The lawmakers' reaction and the cheering that followed in the FCM reminded me of the short italicized note that Pravda regularly tacked onto the bottom of paragraphs recording similarly fulsome leadership speeches: Burniye aplodismenty; vce stoyat! -- Stormy applause; all rise! Even so, Soviet leaders generally avoided (as not quite presidential) seeking applause for thinly veiled allusions to extrajudicial killing.
"and Fawning Over Creeps
It is Congress that is collectively responsible for abdicating its oversight responsibility, while cheering creeps like Cofer Black, CIA's top counter-terrorism official from 1999 to May 2002 and now one of Blackwater's senior leaders.

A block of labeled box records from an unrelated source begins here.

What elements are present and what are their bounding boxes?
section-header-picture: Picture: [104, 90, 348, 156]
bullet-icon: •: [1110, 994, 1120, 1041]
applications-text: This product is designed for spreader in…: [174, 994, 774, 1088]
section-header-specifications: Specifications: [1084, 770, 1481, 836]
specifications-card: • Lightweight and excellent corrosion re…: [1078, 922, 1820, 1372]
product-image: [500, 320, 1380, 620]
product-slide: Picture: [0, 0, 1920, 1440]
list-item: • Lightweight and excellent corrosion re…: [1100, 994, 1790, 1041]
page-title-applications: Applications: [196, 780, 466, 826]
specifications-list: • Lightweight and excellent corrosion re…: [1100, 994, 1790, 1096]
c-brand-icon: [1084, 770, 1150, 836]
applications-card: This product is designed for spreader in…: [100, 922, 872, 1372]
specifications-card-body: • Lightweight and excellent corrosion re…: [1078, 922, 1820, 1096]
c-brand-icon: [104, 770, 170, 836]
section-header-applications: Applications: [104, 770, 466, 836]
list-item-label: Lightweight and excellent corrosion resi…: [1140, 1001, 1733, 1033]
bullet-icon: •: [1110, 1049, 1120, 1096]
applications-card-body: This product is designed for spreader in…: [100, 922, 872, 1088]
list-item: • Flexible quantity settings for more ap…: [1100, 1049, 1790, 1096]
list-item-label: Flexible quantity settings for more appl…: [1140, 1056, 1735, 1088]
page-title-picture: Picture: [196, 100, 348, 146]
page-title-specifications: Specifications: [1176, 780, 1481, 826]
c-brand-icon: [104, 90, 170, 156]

On Sept. 26, 2002 in his prepared testimony to the Joint Congressional Inquiry on 9/11, the swashbuckling Black said this about "operational flexibility":
"All I want to say is that there was 'before' 9/11 and 'after' 9/11. After 9/11 the gloves came off. ... I know that we are on the right track today and as a result we are safer as a nation. 'No Limits' aggressive, relentless, worldwide pursuit of any terrorist who threatens us is the only way to go and is the bottom line."
What were those "gloves" to which you referred, Mr. Black? Do you mean that legal restrictions were gone? And "No Limits?" Is it the case that there now are no limitations on your pursuit of terrorists? Whence do you derive that kind of authority, Mr. Black? These are just some of the pertinent questions that members of the congressional panel apparently felt would be impertinent to ask.
And authorization? In the Bush/Cheney White House, all it took was a presidential signature, like the one appearing in broad strokes of felt-tipped pen under the two-page executive memorandum of Feb. 7, 2002.